August 26, 2007

My Poor Imitation of Augustine, ie, re, re re Confessions

Marc Comtois

Justin, I understand your argument and I may have appeared to have crossed back and forth over a line, so the lack of nuance is my fault. My initial post and response weren't an either/or, but an elaboration that one's perspective of "generic stranger" changes over time.
And I do think this is a fairly nuanced argument. It just has been my experience--and I acknowledge that we equate our own experience with societal generalities at our own peril--that my kids have neither the intellectual nor social sophistication to make the logical jumps you ascribe as possible; ie; that someone else may be a dad and I should be wary, so I should be wary of my own dad. I simply don't agree that kids can make the extensions such that the societal prescription against trusting men is that no dad's can be trusted.

I certainly am not arguing for the over-zealous do-gooders who see a predator in every man. My only perspective is the one I have, that of a Dad--and coach--who can live with being profiled if that allays the fears of parents. I'm confident my actions--getting to know me--will take care of the rest (I hope). I suppose it could be compared to the traffic-camera debate, for instance: if you have nothing to fear, then don't worry. Perhaps I'm stepping back over the libertarian line on this, I don't know. But my gut reaction is to understand the reason why society has gotten to this level of suspicion while also recognizing that it's too bad it has. In the meantime, I think it's up to individuals in their private interactions to show that any initial fears former strangers may have had can be forgotten.

I think you're arguing that our admittedly too-cautious approach--the thickening of the cocoon--is actually perpetuating the problem and causing long term defects in our a priori view of men in particular and other people whom we don't know in general. And if "society increasingly pushes aside the very people who most needed its direction...." well, hasn't it always been thus? Maybe this is too cynical, but I think that these socially maladjusted individuals have always been around, we're just more aware of them now. That was another point in my original post, mass-media certainly increases the decibel level on these things and affects our perception--and resultant reaction--to tragedies of all types. And now we could get into a multi-beer discussion on cause and effect, but I won't.
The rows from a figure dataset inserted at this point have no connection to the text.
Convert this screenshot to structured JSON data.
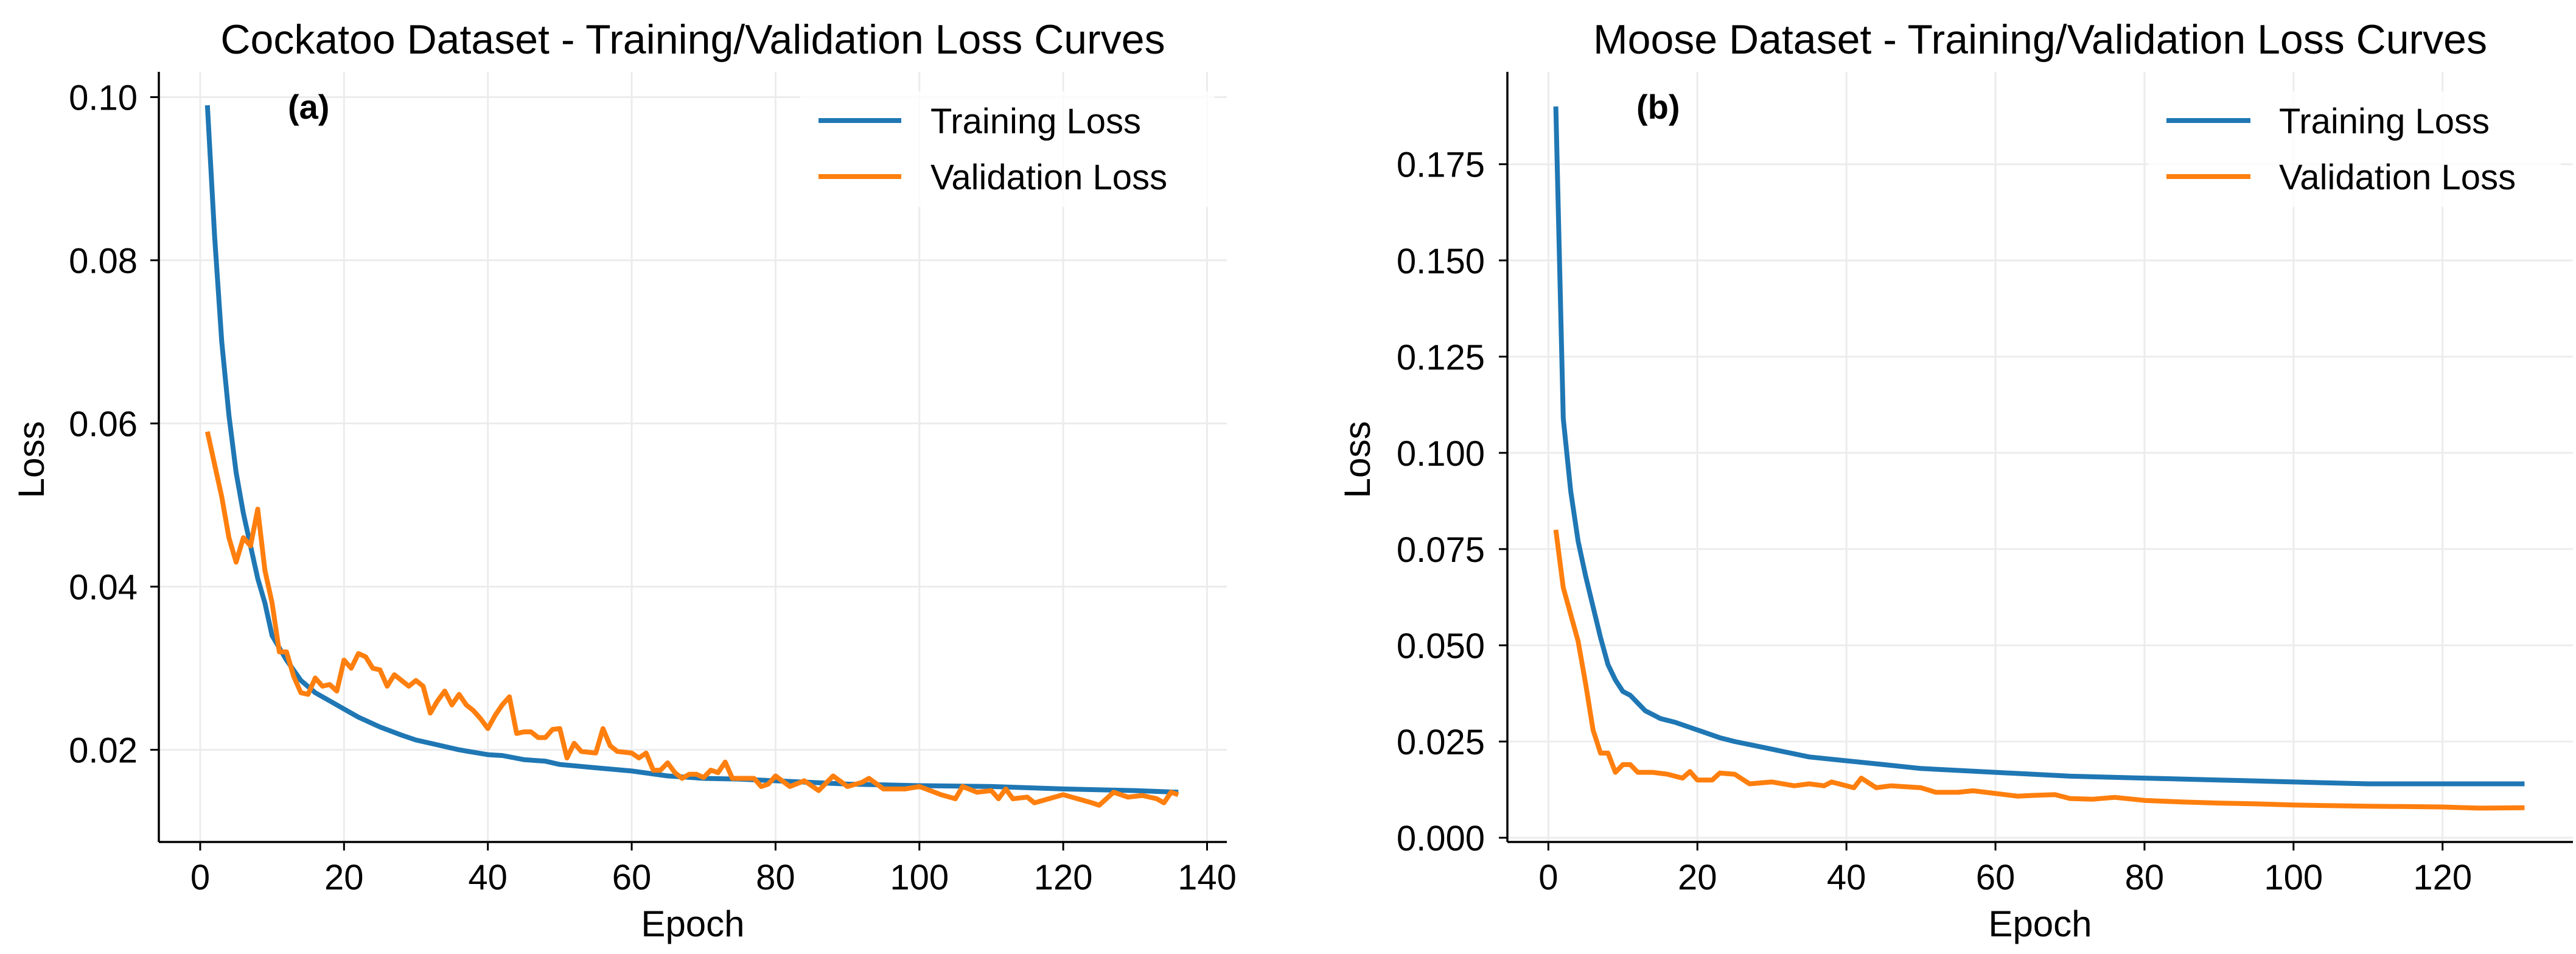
{
  "chart_data": [
    {
      "type": "line",
      "title": "Cockatoo Dataset - Training/Validation Loss Curves",
      "panel_label": "(a)",
      "xlabel": "Epoch",
      "ylabel": "Loss",
      "xlim": [
        -5.75,
        142.75
      ],
      "ylim": [
        0.0087,
        0.1031
      ],
      "xticks": [
        0,
        20,
        40,
        60,
        80,
        100,
        120,
        140
      ],
      "xtick_labels": [
        "0",
        "20",
        "40",
        "60",
        "80",
        "100",
        "120",
        "140"
      ],
      "yticks": [
        0.02,
        0.04,
        0.06,
        0.08,
        0.1
      ],
      "ytick_labels": [
        "0.02",
        "0.04",
        "0.06",
        "0.08",
        "0.10"
      ],
      "grid": true,
      "legend_position": "top-right",
      "series": [
        {
          "name": "Training Loss",
          "color": "#1f77b4",
          "points": [
            [
              1,
              0.099
            ],
            [
              2,
              0.083
            ],
            [
              3,
              0.07
            ],
            [
              4,
              0.061
            ],
            [
              5,
              0.054
            ],
            [
              6,
              0.049
            ],
            [
              7,
              0.045
            ],
            [
              8,
              0.041
            ],
            [
              9,
              0.038
            ],
            [
              10,
              0.034
            ],
            [
              12,
              0.031
            ],
            [
              14,
              0.0285
            ],
            [
              16,
              0.027
            ],
            [
              18,
              0.026
            ],
            [
              20,
              0.025
            ],
            [
              22,
              0.024
            ],
            [
              25,
              0.0228
            ],
            [
              28,
              0.0218
            ],
            [
              30,
              0.0212
            ],
            [
              33,
              0.0206
            ],
            [
              36,
              0.02
            ],
            [
              40,
              0.0194
            ],
            [
              42,
              0.0193
            ],
            [
              45,
              0.0188
            ],
            [
              48,
              0.0186
            ],
            [
              50,
              0.0182
            ],
            [
              55,
              0.0178
            ],
            [
              60,
              0.0174
            ],
            [
              65,
              0.0168
            ],
            [
              70,
              0.0165
            ],
            [
              75,
              0.0164
            ],
            [
              80,
              0.0162
            ],
            [
              90,
              0.0158
            ],
            [
              100,
              0.0156
            ],
            [
              110,
              0.0155
            ],
            [
              120,
              0.0152
            ],
            [
              130,
              0.015
            ],
            [
              136,
              0.0148
            ]
          ]
        },
        {
          "name": "Validation Loss",
          "color": "#ff7f0e",
          "points": [
            [
              1,
              0.059
            ],
            [
              2,
              0.055
            ],
            [
              3,
              0.051
            ],
            [
              4,
              0.046
            ],
            [
              5,
              0.043
            ],
            [
              6,
              0.046
            ],
            [
              7,
              0.045
            ],
            [
              8,
              0.0495
            ],
            [
              9,
              0.042
            ],
            [
              10,
              0.038
            ],
            [
              11,
              0.032
            ],
            [
              12,
              0.032
            ],
            [
              13,
              0.029
            ],
            [
              14,
              0.027
            ],
            [
              15,
              0.0268
            ],
            [
              16,
              0.0288
            ],
            [
              17,
              0.0278
            ],
            [
              18,
              0.028
            ],
            [
              19,
              0.0272
            ],
            [
              20,
              0.031
            ],
            [
              21,
              0.03
            ],
            [
              22,
              0.0318
            ],
            [
              23,
              0.0314
            ],
            [
              24,
              0.03
            ],
            [
              25,
              0.0298
            ],
            [
              26,
              0.0278
            ],
            [
              27,
              0.0292
            ],
            [
              28,
              0.0285
            ],
            [
              29,
              0.0278
            ],
            [
              30,
              0.0285
            ],
            [
              31,
              0.0278
            ],
            [
              32,
              0.0245
            ],
            [
              33,
              0.026
            ],
            [
              34,
              0.0272
            ],
            [
              35,
              0.0255
            ],
            [
              36,
              0.0268
            ],
            [
              37,
              0.0255
            ],
            [
              38,
              0.0248
            ],
            [
              39,
              0.0238
            ],
            [
              40,
              0.0226
            ],
            [
              41,
              0.0242
            ],
            [
              42,
              0.0255
            ],
            [
              43,
              0.0265
            ],
            [
              44,
              0.022
            ],
            [
              45,
              0.0222
            ],
            [
              46,
              0.0222
            ],
            [
              47,
              0.0215
            ],
            [
              48,
              0.0215
            ],
            [
              49,
              0.0225
            ],
            [
              50,
              0.0226
            ],
            [
              51,
              0.019
            ],
            [
              52,
              0.0208
            ],
            [
              53,
              0.0198
            ],
            [
              54,
              0.0197
            ],
            [
              55,
              0.0196
            ],
            [
              56,
              0.0226
            ],
            [
              57,
              0.0205
            ],
            [
              58,
              0.0198
            ],
            [
              59,
              0.0197
            ],
            [
              60,
              0.0196
            ],
            [
              61,
              0.019
            ],
            [
              62,
              0.0196
            ],
            [
              63,
              0.0175
            ],
            [
              64,
              0.0175
            ],
            [
              65,
              0.0184
            ],
            [
              66,
              0.0172
            ],
            [
              67,
              0.0165
            ],
            [
              68,
              0.017
            ],
            [
              69,
              0.017
            ],
            [
              70,
              0.0166
            ],
            [
              71,
              0.0175
            ],
            [
              72,
              0.0172
            ],
            [
              73,
              0.0185
            ],
            [
              74,
              0.0165
            ],
            [
              75,
              0.0165
            ],
            [
              76,
              0.0165
            ],
            [
              77,
              0.0165
            ],
            [
              78,
              0.0155
            ],
            [
              79,
              0.0158
            ],
            [
              80,
              0.0168
            ],
            [
              82,
              0.0155
            ],
            [
              84,
              0.0162
            ],
            [
              86,
              0.015
            ],
            [
              88,
              0.0168
            ],
            [
              90,
              0.0155
            ],
            [
              92,
              0.016
            ],
            [
              93,
              0.0165
            ],
            [
              95,
              0.0152
            ],
            [
              98,
              0.0152
            ],
            [
              100,
              0.0155
            ],
            [
              103,
              0.0145
            ],
            [
              105,
              0.014
            ],
            [
              106,
              0.0155
            ],
            [
              108,
              0.0148
            ],
            [
              110,
              0.015
            ],
            [
              111,
              0.014
            ],
            [
              112,
              0.0152
            ],
            [
              113,
              0.014
            ],
            [
              115,
              0.0142
            ],
            [
              116,
              0.0135
            ],
            [
              118,
              0.014
            ],
            [
              120,
              0.0145
            ],
            [
              122,
              0.014
            ],
            [
              124,
              0.0135
            ],
            [
              125,
              0.0132
            ],
            [
              127,
              0.0148
            ],
            [
              129,
              0.0142
            ],
            [
              131,
              0.0144
            ],
            [
              133,
              0.014
            ],
            [
              134,
              0.0135
            ],
            [
              135,
              0.0148
            ],
            [
              136,
              0.0145
            ]
          ]
        }
      ]
    },
    {
      "type": "line",
      "title": "Moose Dataset - Training/Validation Loss Curves",
      "panel_label": "(b)",
      "xlabel": "Epoch",
      "ylabel": "Loss",
      "xlim": [
        -5.5,
        137.5
      ],
      "ylim": [
        -0.0011,
        0.199
      ],
      "xticks": [
        0,
        20,
        40,
        60,
        80,
        100,
        120
      ],
      "xtick_labels": [
        "0",
        "20",
        "40",
        "60",
        "80",
        "100",
        "120"
      ],
      "yticks": [
        0.0,
        0.025,
        0.05,
        0.075,
        0.1,
        0.125,
        0.15,
        0.175
      ],
      "ytick_labels": [
        "0.000",
        "0.025",
        "0.050",
        "0.075",
        "0.100",
        "0.125",
        "0.150",
        "0.175"
      ],
      "grid": true,
      "legend_position": "top-right",
      "series": [
        {
          "name": "Training Loss",
          "color": "#1f77b4",
          "points": [
            [
              1,
              0.19
            ],
            [
              2,
              0.109
            ],
            [
              3,
              0.09
            ],
            [
              4,
              0.077
            ],
            [
              5,
              0.068
            ],
            [
              6,
              0.06
            ],
            [
              7,
              0.052
            ],
            [
              8,
              0.045
            ],
            [
              9,
              0.041
            ],
            [
              10,
              0.038
            ],
            [
              11,
              0.037
            ],
            [
              12,
              0.035
            ],
            [
              13,
              0.033
            ],
            [
              14,
              0.032
            ],
            [
              15,
              0.031
            ],
            [
              17,
              0.03
            ],
            [
              20,
              0.028
            ],
            [
              23,
              0.026
            ],
            [
              25,
              0.025
            ],
            [
              30,
              0.023
            ],
            [
              35,
              0.021
            ],
            [
              40,
              0.02
            ],
            [
              45,
              0.019
            ],
            [
              50,
              0.018
            ],
            [
              60,
              0.017
            ],
            [
              70,
              0.016
            ],
            [
              80,
              0.0155
            ],
            [
              90,
              0.015
            ],
            [
              100,
              0.0145
            ],
            [
              110,
              0.014
            ],
            [
              120,
              0.014
            ],
            [
              131,
              0.014
            ]
          ]
        },
        {
          "name": "Validation Loss",
          "color": "#ff7f0e",
          "points": [
            [
              1,
              0.08
            ],
            [
              2,
              0.065
            ],
            [
              3,
              0.058
            ],
            [
              4,
              0.051
            ],
            [
              5,
              0.04
            ],
            [
              6,
              0.028
            ],
            [
              7,
              0.022
            ],
            [
              8,
              0.022
            ],
            [
              9,
              0.017
            ],
            [
              10,
              0.019
            ],
            [
              11,
              0.019
            ],
            [
              12,
              0.017
            ],
            [
              14,
              0.017
            ],
            [
              16,
              0.0165
            ],
            [
              18,
              0.0155
            ],
            [
              19,
              0.0172
            ],
            [
              20,
              0.015
            ],
            [
              22,
              0.015
            ],
            [
              23,
              0.0168
            ],
            [
              25,
              0.0165
            ],
            [
              27,
              0.014
            ],
            [
              30,
              0.0145
            ],
            [
              33,
              0.0135
            ],
            [
              35,
              0.014
            ],
            [
              37,
              0.0135
            ],
            [
              38,
              0.0145
            ],
            [
              41,
              0.013
            ],
            [
              42,
              0.0155
            ],
            [
              44,
              0.013
            ],
            [
              46,
              0.0135
            ],
            [
              50,
              0.013
            ],
            [
              52,
              0.0118
            ],
            [
              55,
              0.0118
            ],
            [
              57,
              0.0122
            ],
            [
              60,
              0.0115
            ],
            [
              63,
              0.0108
            ],
            [
              65,
              0.011
            ],
            [
              68,
              0.0112
            ],
            [
              70,
              0.0102
            ],
            [
              73,
              0.01
            ],
            [
              76,
              0.0105
            ],
            [
              80,
              0.0097
            ],
            [
              85,
              0.0093
            ],
            [
              90,
              0.009
            ],
            [
              95,
              0.0088
            ],
            [
              100,
              0.0085
            ],
            [
              110,
              0.0082
            ],
            [
              120,
              0.008
            ],
            [
              125,
              0.0077
            ],
            [
              131,
              0.0078
            ]
          ]
        }
      ]
    }
  ]
}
Look, I know that I'm arguing from primarily a personal level. I recognize that by buying into profiling even in its lightest form that I may, somehow, be contributing to some big-picture consequences for all men. (Heck, maybe it's because I have only daughters). But I'm just not as concerned over your "what ifs" on this one, that's all. We should certainly take the "do-gooders" to task when they go too far, we just might not agree on how far that is.